Why would FreeBSD try to mount what's in the fstab before the NIC interface (bce0) comes up? When it happens, it takes me to single user mode and I just type mount -a and it mounts my external points because bce0 is now up at this point. I tried it v8.1 with a Dell 1950 and a R610 but same problem.

Is there any way you can force fstab to try to mount only if bce0 comes up first? Can you tell it to retry at the end of the boot process? Or can you get bce0 to come up before everything else?

Thanks
Jay
 
Are you trying to mount an NFS/SMB share?

This won't work, you need fstab to mount your file systems first, otherwise you won't have an Operating System/Network stack to initialize. I would set your mounts to noauto in fstab and have a script later in the boot to mount them (maybe a shell script) which is able to check for the existence of a. a network connection b. access to the remote server.
 
It tries to mount a shared folder sitting on another server using NFS.

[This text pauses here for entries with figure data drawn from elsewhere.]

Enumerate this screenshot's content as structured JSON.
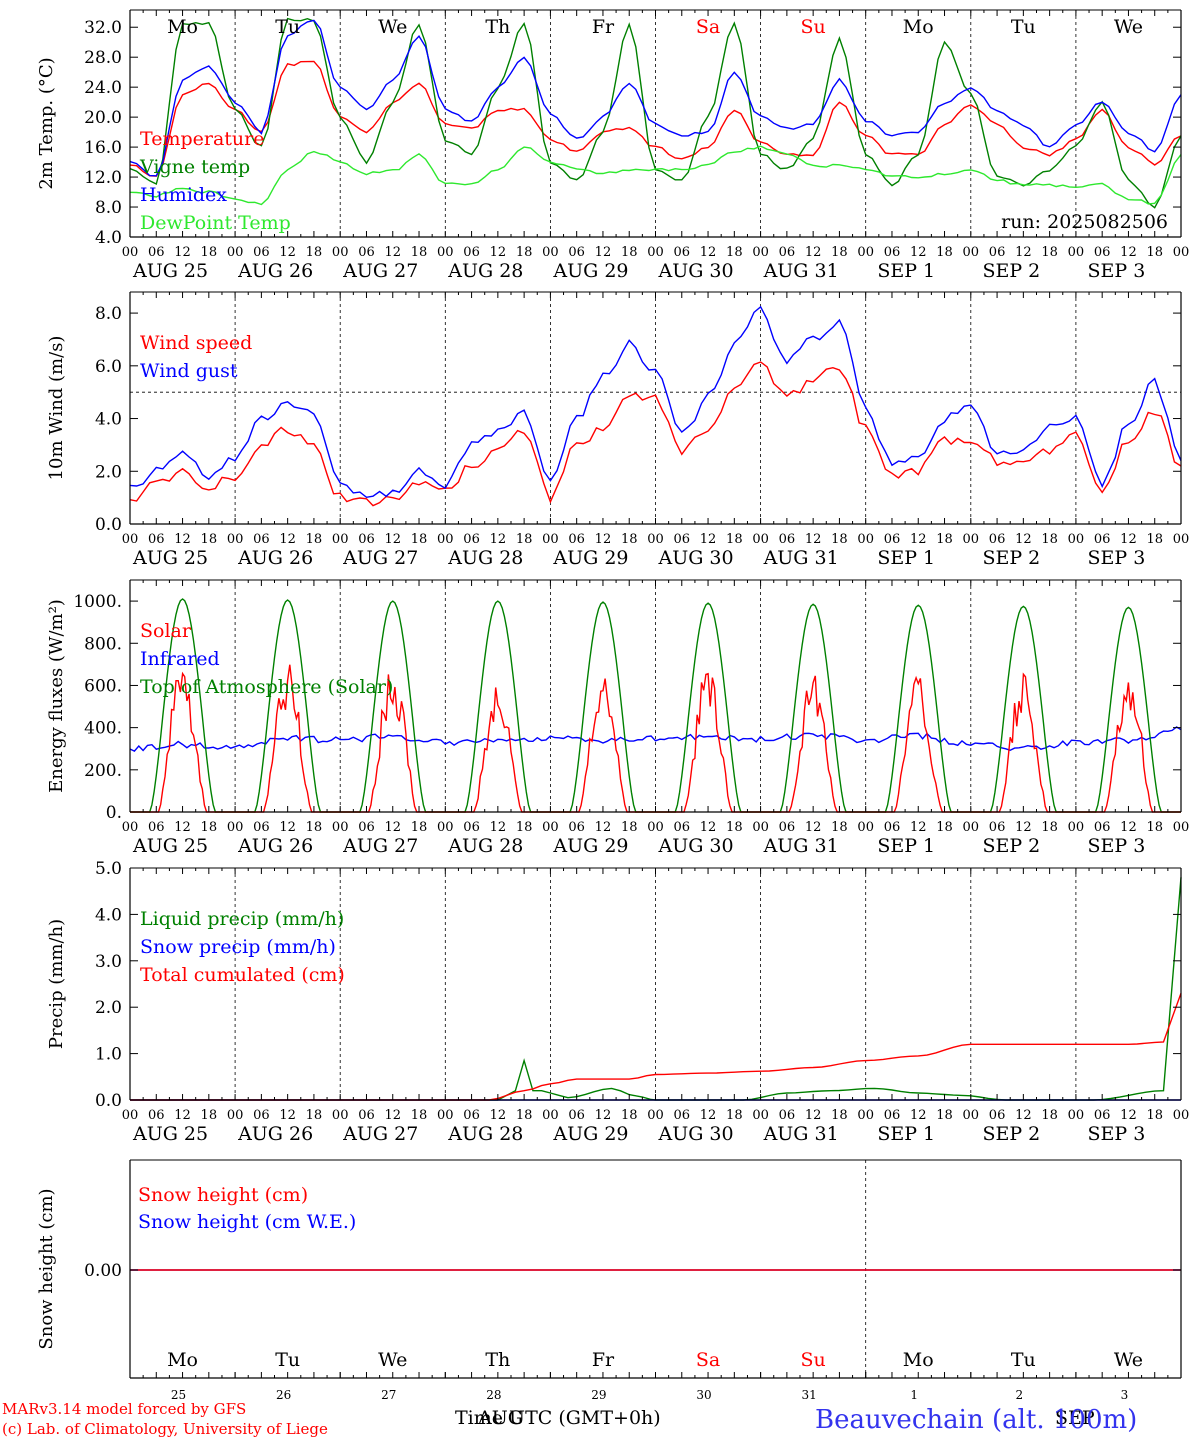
{
  "colors": {
    "red": "#ff0000",
    "dark_green": "#008000",
    "blue": "#0000ff",
    "light_green": "#2ee82e",
    "axis": "#000000"
  },
  "days": {
    "names": [
      "Mo",
      "Tu",
      "We",
      "Th",
      "Fr",
      "Sa",
      "Su",
      "Mo",
      "Tu",
      "We"
    ],
    "name_colors": [
      "#000000",
      "#000000",
      "#000000",
      "#000000",
      "#000000",
      "#ff0000",
      "#ff0000",
      "#000000",
      "#000000",
      "#000000"
    ],
    "dates": [
      "AUG 25",
      "AUG 26",
      "AUG 27",
      "AUG 28",
      "AUG 29",
      "AUG 30",
      "AUG 31",
      "SEP  1",
      "SEP  2",
      "SEP  3"
    ],
    "day_numbers": [
      "25",
      "26",
      "27",
      "28",
      "29",
      "30",
      "31",
      "1",
      "2",
      "3"
    ],
    "hour_ticks": [
      "00",
      "06",
      "12",
      "18"
    ],
    "final_tick": "00"
  },
  "footer": {
    "model_line": "MARv3.14 model forced by GFS",
    "copyright_line": "(c) Lab. of Climatology, University of Liege",
    "time_label": "Time UTC (GMT+0h)",
    "month_aug": "AUG",
    "month_sep": "SEP",
    "station": "Beauvechain (alt. 100m)"
  },
  "chart_data": [
    {
      "type": "line",
      "ylabel": "2m Temp. (°C)",
      "ylim": [
        4,
        34
      ],
      "yticks": [
        "4.0",
        "8.0",
        "12.0",
        "16.0",
        "20.0",
        "24.0",
        "28.0",
        "32.0"
      ],
      "annotation": "run: 2025082506",
      "x_unit": "hours since AUG 25 00 UTC",
      "series": [
        {
          "name": "Temperature",
          "color": "#ff0000",
          "x": [
            0,
            6,
            12,
            18,
            24,
            30,
            36,
            42,
            48,
            54,
            60,
            66,
            72,
            78,
            84,
            90,
            96,
            102,
            108,
            114,
            120,
            126,
            132,
            138,
            144,
            150,
            156,
            162,
            168,
            174,
            180,
            186,
            192,
            198,
            204,
            210,
            216,
            222,
            228,
            234,
            240
          ],
          "y": [
            13.8,
            12,
            23,
            24.4,
            21,
            18,
            27,
            27.5,
            20,
            18,
            22,
            24.5,
            19,
            18.5,
            21,
            21,
            17,
            15.5,
            18,
            18.5,
            16,
            14.3,
            16,
            21,
            16.5,
            15,
            15,
            22,
            17.5,
            15,
            15,
            19,
            21.5,
            19,
            16,
            15,
            17,
            21,
            16,
            13.8,
            17.5
          ]
        },
        {
          "name": "Vigne temp",
          "color": "#008000",
          "x": [
            0,
            6,
            12,
            18,
            24,
            30,
            36,
            42,
            48,
            54,
            60,
            66,
            72,
            78,
            84,
            90,
            96,
            102,
            108,
            114,
            120,
            126,
            132,
            138,
            144,
            150,
            156,
            162,
            168,
            174,
            180,
            186,
            192,
            198,
            204,
            210,
            216,
            222,
            228,
            234,
            240
          ],
          "y": [
            13,
            11,
            32.5,
            32.5,
            21,
            16,
            33,
            33,
            20,
            14,
            22,
            32.5,
            17,
            15,
            24,
            32.5,
            14,
            11.5,
            18,
            32.5,
            13,
            11.5,
            20,
            32.5,
            15,
            13,
            17,
            30.5,
            15,
            11,
            15,
            30,
            23,
            12,
            11,
            13,
            16,
            22,
            11.5,
            8,
            17.5
          ]
        },
        {
          "name": "Humidex",
          "color": "#0000ff",
          "x": [
            0,
            6,
            12,
            18,
            24,
            30,
            36,
            42,
            48,
            54,
            60,
            66,
            72,
            78,
            84,
            90,
            96,
            102,
            108,
            114,
            120,
            126,
            132,
            138,
            144,
            150,
            156,
            162,
            168,
            174,
            180,
            186,
            192,
            198,
            204,
            210,
            216,
            222,
            228,
            234,
            240
          ],
          "y": [
            14,
            12,
            25,
            26.8,
            22,
            18,
            31,
            33,
            24,
            21,
            25,
            31,
            21,
            19.5,
            24,
            28,
            20.5,
            17,
            20,
            24.5,
            19,
            17.5,
            18,
            26,
            20,
            18.5,
            19,
            25,
            19.5,
            17.5,
            18,
            22,
            24,
            21,
            19,
            16,
            19,
            22,
            18,
            15.5,
            23
          ]
        },
        {
          "name": "DewPoint Temp",
          "color": "#2ee82e",
          "x": [
            0,
            6,
            12,
            18,
            24,
            30,
            36,
            42,
            48,
            54,
            60,
            66,
            72,
            78,
            84,
            90,
            96,
            102,
            108,
            114,
            120,
            126,
            132,
            138,
            144,
            150,
            156,
            162,
            168,
            174,
            180,
            186,
            192,
            198,
            204,
            210,
            216,
            222,
            228,
            234,
            240
          ],
          "y": [
            10,
            9.5,
            10.5,
            10,
            9,
            8.5,
            13,
            15.5,
            14,
            12.5,
            12.8,
            15,
            11,
            11,
            13,
            16,
            14,
            13,
            12.5,
            13,
            13,
            13,
            13.5,
            15.5,
            16,
            15,
            13.5,
            13.5,
            13,
            12,
            12,
            12.5,
            13,
            11.5,
            11,
            11,
            10.5,
            11,
            9,
            8.5,
            15
          ]
        }
      ]
    },
    {
      "type": "line",
      "ylabel": "10m Wind (m/s)",
      "ylim": [
        0,
        8.8
      ],
      "yticks": [
        "0.0",
        "2.0",
        "4.0",
        "6.0",
        "8.0"
      ],
      "reference_line": 5.0,
      "x_unit": "hours since AUG 25 00 UTC",
      "series": [
        {
          "name": "Wind speed",
          "color": "#ff0000",
          "x": [
            0,
            6,
            12,
            18,
            24,
            30,
            36,
            42,
            48,
            54,
            60,
            66,
            72,
            78,
            84,
            90,
            96,
            102,
            108,
            114,
            120,
            126,
            132,
            138,
            144,
            150,
            156,
            162,
            168,
            174,
            180,
            186,
            192,
            198,
            204,
            210,
            216,
            222,
            228,
            234,
            240
          ],
          "y": [
            0.9,
            1.5,
            2,
            1.4,
            1.8,
            3,
            3.6,
            3,
            1,
            0.8,
            1,
            1.6,
            1.2,
            2.2,
            2.7,
            3.5,
            1,
            3,
            3.6,
            4.8,
            4.8,
            2.8,
            3.6,
            5.2,
            6,
            4.8,
            5.5,
            6,
            3.6,
            1.8,
            2,
            3.2,
            3.2,
            2.4,
            2.2,
            2.8,
            3.5,
            1.3,
            3.2,
            4.3,
            2.2
          ]
        },
        {
          "name": "Wind gust",
          "color": "#0000ff",
          "x": [
            0,
            6,
            12,
            18,
            24,
            30,
            36,
            42,
            48,
            54,
            60,
            66,
            72,
            78,
            84,
            90,
            96,
            102,
            108,
            114,
            120,
            126,
            132,
            138,
            144,
            150,
            156,
            162,
            168,
            174,
            180,
            186,
            192,
            198,
            204,
            210,
            216,
            222,
            228,
            234,
            240
          ],
          "y": [
            1.3,
            2,
            2.6,
            1.8,
            2.5,
            4,
            4.5,
            4.2,
            1.5,
            1,
            1.2,
            2,
            1.5,
            3,
            3.5,
            4.2,
            1.5,
            4,
            5.6,
            6.8,
            5.8,
            3.4,
            4.8,
            6.8,
            8.1,
            6.2,
            7,
            7.6,
            4.4,
            2.3,
            2.6,
            4,
            4.4,
            2.8,
            2.7,
            3.8,
            4,
            1.5,
            3.8,
            5.4,
            2.4
          ]
        }
      ]
    },
    {
      "type": "line",
      "ylabel": "Energy fluxes (W/m²)",
      "ylim": [
        0,
        1100
      ],
      "yticks": [
        "0.",
        "200.",
        "400.",
        "600.",
        "800.",
        "1000."
      ],
      "x_unit": "hours since AUG 25 00 UTC",
      "series": [
        {
          "name": "Solar",
          "color": "#ff0000",
          "day_peaks": [
            750,
            740,
            740,
            650,
            720,
            710,
            700,
            650,
            670,
            700
          ]
        },
        {
          "name": "Infrared",
          "color": "#0000ff",
          "x": [
            0,
            12,
            24,
            36,
            48,
            60,
            72,
            84,
            96,
            108,
            120,
            132,
            144,
            156,
            168,
            180,
            192,
            204,
            216,
            228,
            240
          ],
          "y": [
            300,
            320,
            310,
            350,
            340,
            360,
            330,
            345,
            350,
            340,
            350,
            355,
            345,
            365,
            340,
            360,
            320,
            300,
            330,
            340,
            390
          ]
        },
        {
          "name": "Top of Atmosphere (Solar)",
          "color": "#008000",
          "day_peaks": [
            1010,
            1005,
            1000,
            1000,
            995,
            990,
            985,
            980,
            975,
            970
          ]
        }
      ]
    },
    {
      "type": "line",
      "ylabel": "Precip (mm/h)",
      "ylim": [
        0,
        5
      ],
      "yticks": [
        "0.0",
        "1.0",
        "2.0",
        "3.0",
        "4.0",
        "5.0"
      ],
      "x_unit": "hours since AUG 25 00 UTC",
      "series": [
        {
          "name": "Liquid precip (mm/h)",
          "color": "#008000",
          "x": [
            0,
            84,
            86,
            88,
            90,
            92,
            94,
            96,
            100,
            110,
            115,
            120,
            140,
            150,
            160,
            170,
            180,
            190,
            200,
            220,
            236,
            238,
            240
          ],
          "y": [
            0,
            0,
            0.1,
            0.2,
            0.85,
            0.2,
            0.2,
            0.15,
            0.05,
            0.25,
            0.1,
            0,
            0,
            0.15,
            0.2,
            0.25,
            0.15,
            0.1,
            0,
            0,
            0.2,
            2.5,
            4.8
          ]
        },
        {
          "name": "Snow precip (mm/h)",
          "color": "#0000ff",
          "x": [
            0,
            240
          ],
          "y": [
            0,
            0
          ]
        },
        {
          "name": "Total cumulated (cm)",
          "color": "#ff0000",
          "x": [
            0,
            82,
            90,
            96,
            102,
            114,
            120,
            132,
            144,
            156,
            168,
            180,
            192,
            228,
            236,
            240
          ],
          "y": [
            0,
            0,
            0.2,
            0.35,
            0.45,
            0.45,
            0.55,
            0.58,
            0.62,
            0.7,
            0.85,
            0.95,
            1.2,
            1.2,
            1.25,
            2.3
          ]
        }
      ]
    },
    {
      "type": "line",
      "ylabel": "Snow height (cm)",
      "yticks": [
        "0.00"
      ],
      "x_unit": "hours since AUG 25 00 UTC",
      "series": [
        {
          "name": "Snow height (cm)",
          "color": "#ff0000",
          "x": [
            0,
            240
          ],
          "y": [
            0,
            0
          ]
        },
        {
          "name": "Snow height (cm W.E.)",
          "color": "#0000ff",
          "x": [
            0,
            240
          ],
          "y": [
            0,
            0
          ]
        }
      ]
    }
  ]
}
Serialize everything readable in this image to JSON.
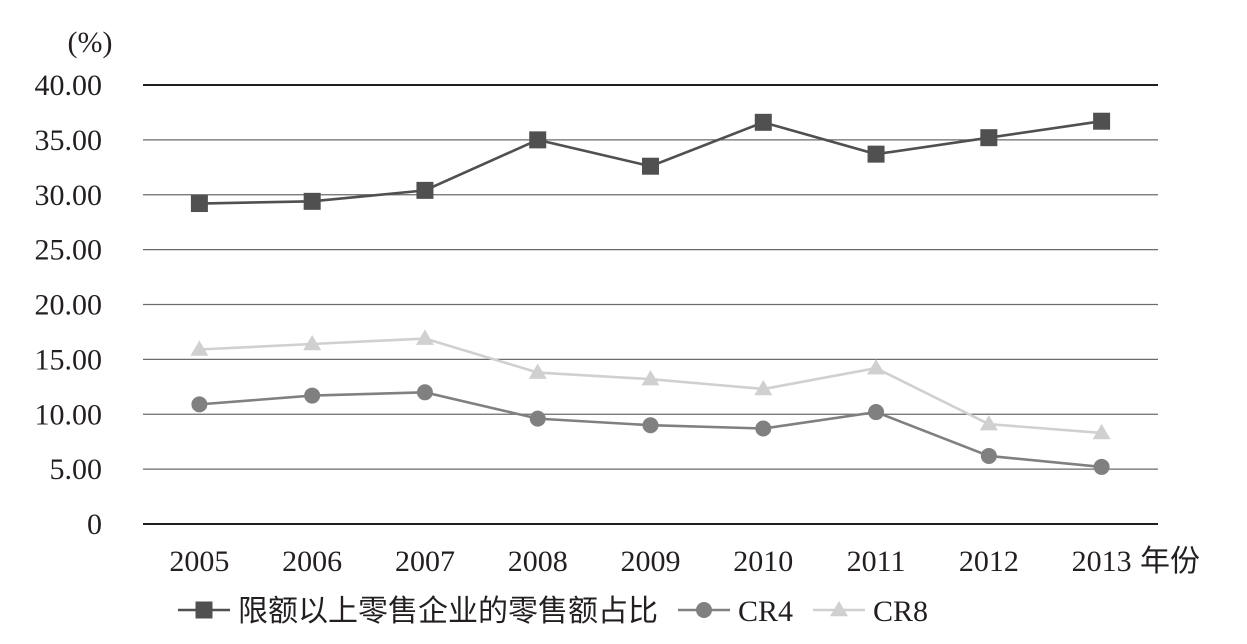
{
  "chart_data": {
    "type": "line",
    "title": "",
    "y_unit_label": "(%)",
    "x_unit_suffix": "年份",
    "categories": [
      "2005",
      "2006",
      "2007",
      "2008",
      "2009",
      "2010",
      "2011",
      "2012",
      "2013"
    ],
    "ylim": [
      0,
      40
    ],
    "yticks": [
      0,
      5,
      10,
      15,
      20,
      25,
      30,
      35,
      40
    ],
    "ytick_labels": [
      "0",
      "5.00",
      "10.00",
      "15.00",
      "20.00",
      "25.00",
      "30.00",
      "35.00",
      "40.00"
    ],
    "grid": true,
    "legend_position": "bottom",
    "series": [
      {
        "name": "限额以上零售企业的零售额占比",
        "marker": "square",
        "color": "#505050",
        "values": [
          29.2,
          29.4,
          30.4,
          35.0,
          32.6,
          36.6,
          33.7,
          35.2,
          36.7
        ]
      },
      {
        "name": "CR4",
        "marker": "circle",
        "color": "#808080",
        "values": [
          10.9,
          11.7,
          12.0,
          9.6,
          9.0,
          8.7,
          10.2,
          6.2,
          5.2
        ]
      },
      {
        "name": "CR8",
        "marker": "triangle",
        "color": "#d0d0d0",
        "values": [
          15.9,
          16.4,
          16.9,
          13.8,
          13.2,
          12.3,
          14.2,
          9.1,
          8.3
        ]
      }
    ]
  }
}
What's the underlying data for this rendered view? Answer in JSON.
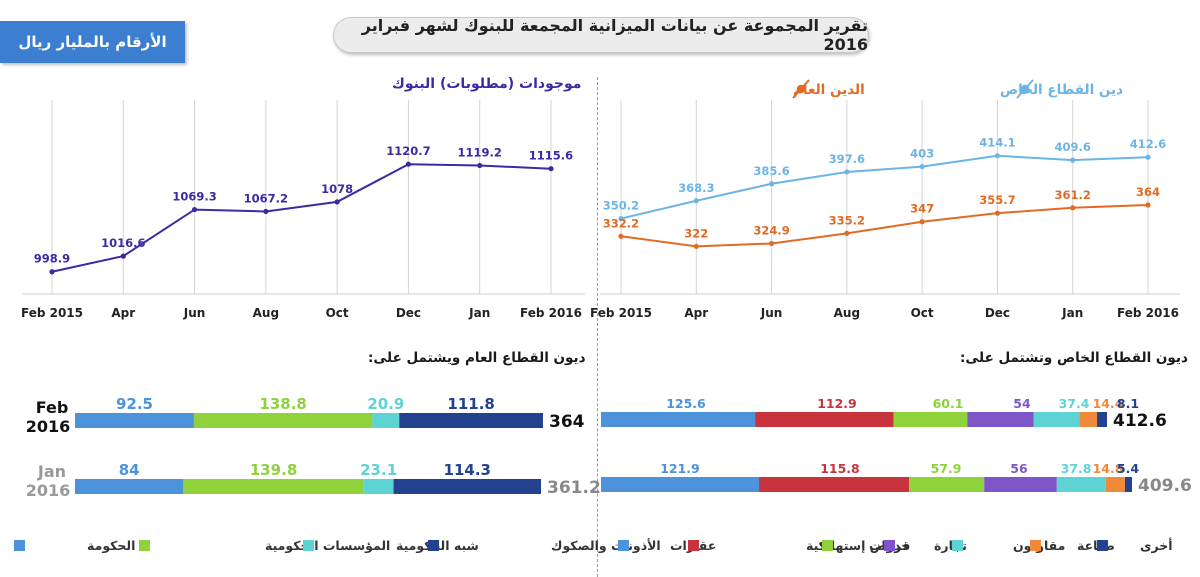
{
  "header": {
    "unit_label": "الأرقام بالمليار ريال",
    "title": "تقرير المجموعة عن بيانات الميزانية المجمعة للبنوك لشهر فبراير 2016"
  },
  "colors": {
    "assets_line": "#3a2aa3",
    "private_line": "#6cb4e6",
    "public_line": "#e26b24",
    "gov": "#4c93dc",
    "gov_inst": "#8fd23c",
    "semi_gov": "#5ed3d3",
    "bonds": "#22418e",
    "real_estate": "#4c93dc",
    "consumer": "#c8333e",
    "services": "#8fd23c",
    "trade": "#7d55c8",
    "contractors": "#5ed3d3",
    "industry": "#f08a3a",
    "other": "#22418e"
  },
  "chart_data": [
    {
      "type": "line",
      "title": "موجودات (مطلوبات) البنوك",
      "categories": [
        "Feb 2015",
        "Apr",
        "Jun",
        "Aug",
        "Oct",
        "Dec",
        "Jan",
        "Feb 2016"
      ],
      "series": [
        {
          "values": [
            998.9,
            1016.6,
            1069.3,
            1067.2,
            1078,
            1120.7,
            1119.2,
            1115.6
          ],
          "labels": [
            "998.9",
            "1016.6",
            "1069.3",
            "1067.2",
            "1078",
            "1120.7",
            "1119.2",
            "1115.6"
          ]
        }
      ],
      "ylim": [
        985,
        1130
      ],
      "grid": "vertical"
    },
    {
      "type": "line",
      "categories": [
        "Feb 2015",
        "Apr",
        "Jun",
        "Aug",
        "Oct",
        "Dec",
        "Jan",
        "Feb 2016"
      ],
      "series": [
        {
          "name": "دين القطاع الخاص",
          "values": [
            350.2,
            368.3,
            385.6,
            397.6,
            403,
            414.1,
            409.6,
            412.6
          ],
          "labels": [
            "350.2",
            "368.3",
            "385.6",
            "397.6",
            "403",
            "414.1",
            "409.6",
            "412.6"
          ]
        },
        {
          "name": "الدين العام",
          "values": [
            332.2,
            322,
            324.9,
            335.2,
            347,
            355.7,
            361.2,
            364
          ],
          "labels": [
            "332.2",
            "322",
            "324.9",
            "335.2",
            "347",
            "355.7",
            "361.2",
            "364"
          ]
        }
      ],
      "ylim": [
        302,
        425
      ],
      "grid": "vertical",
      "legend": "top"
    },
    {
      "type": "bar",
      "orientation": "horizontal-stacked",
      "title": "ديون القطاع العام ويشتمل على:",
      "categories": [
        "Feb 2016",
        "Jan 2016"
      ],
      "row_labels": [
        [
          "Feb",
          "2016"
        ],
        [
          "Jan",
          "2016"
        ]
      ],
      "totals": [
        "364",
        "361.2"
      ],
      "series": [
        {
          "name": "الحكومة",
          "values": [
            92.5,
            84
          ],
          "labels": [
            "92.5",
            "84"
          ]
        },
        {
          "name": "المؤسسات الحكومية",
          "values": [
            138.8,
            139.8
          ],
          "labels": [
            "138.8",
            "139.8"
          ]
        },
        {
          "name": "شبه الحكومية",
          "values": [
            20.9,
            23.1
          ],
          "labels": [
            "20.9",
            "23.1"
          ]
        },
        {
          "name": "الأذونات والصكوك",
          "values": [
            111.8,
            114.3
          ],
          "labels": [
            "111.8",
            "114.3"
          ]
        }
      ],
      "legend": "bottom"
    },
    {
      "type": "bar",
      "orientation": "horizontal-stacked",
      "title": "ديون القطاع الخاص وتشتمل على:",
      "categories": [
        "Feb 2016",
        "Jan 2016"
      ],
      "totals": [
        "412.6",
        "409.6"
      ],
      "series": [
        {
          "name": "عقارات",
          "values": [
            125.6,
            121.9
          ],
          "labels": [
            "125.6",
            "121.9"
          ]
        },
        {
          "name": "قروض إستهلاكية",
          "values": [
            112.9,
            115.8
          ],
          "labels": [
            "112.9",
            "115.8"
          ]
        },
        {
          "name": "خدمات",
          "values": [
            60.1,
            57.9
          ],
          "labels": [
            "60.1",
            "57.9"
          ]
        },
        {
          "name": "تجارة",
          "values": [
            54,
            56
          ],
          "labels": [
            "54",
            "56"
          ]
        },
        {
          "name": "مقاولون",
          "values": [
            37.4,
            37.8
          ],
          "labels": [
            "37.4",
            "37.8"
          ]
        },
        {
          "name": "صناعة",
          "values": [
            14.4,
            14.8
          ],
          "labels": [
            "14.4",
            "14.8"
          ]
        },
        {
          "name": "أخرى",
          "values": [
            8.1,
            5.4
          ],
          "labels": [
            "8.1",
            "5.4"
          ]
        }
      ],
      "legend": "bottom"
    }
  ]
}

I basically install FreeBSD and I update the ports using the file server (NFS mount)
 
Jayuqo said:
It tries to mount a shared folder sitting on another server using NFS.

I basically install FreeBSD and I update the ports using the file server (NFS mount)

See DutchDaemon's solution.
 
So the "late" and "SYNCDHCP" worked fine but I'm still having problem with one of my server with a static IP address. Basically, it will try to mount before the network interface comes up. Is there an equivalent of "SYNCDHCP" for static IP?

Thanks
 
I had the same problem with certain services not starting because bce0 wasn't up yet. So I interjected a 10 second sleep in /etc/rc.d/netif. I'm not certain this would solve your problem due to the fstab being processed before netif, but the noauto flag and a new RC script that requires networking sounds like it would work well, maybe in conjunction with the sleep in netif. Just a thought.
 
So here's what I got in the /etc/fstab:

Code:
mountpoint1:/ifs/home     /home      nfs    rw,tcp,late     0    0
mountpoint2:/ifs/data     /data      nfs    rw,tcp,late     0    0

The address is statically assigned and yet, the NIC comes up after it tries to mount which causes the system to go in single-user mode. Any ideas?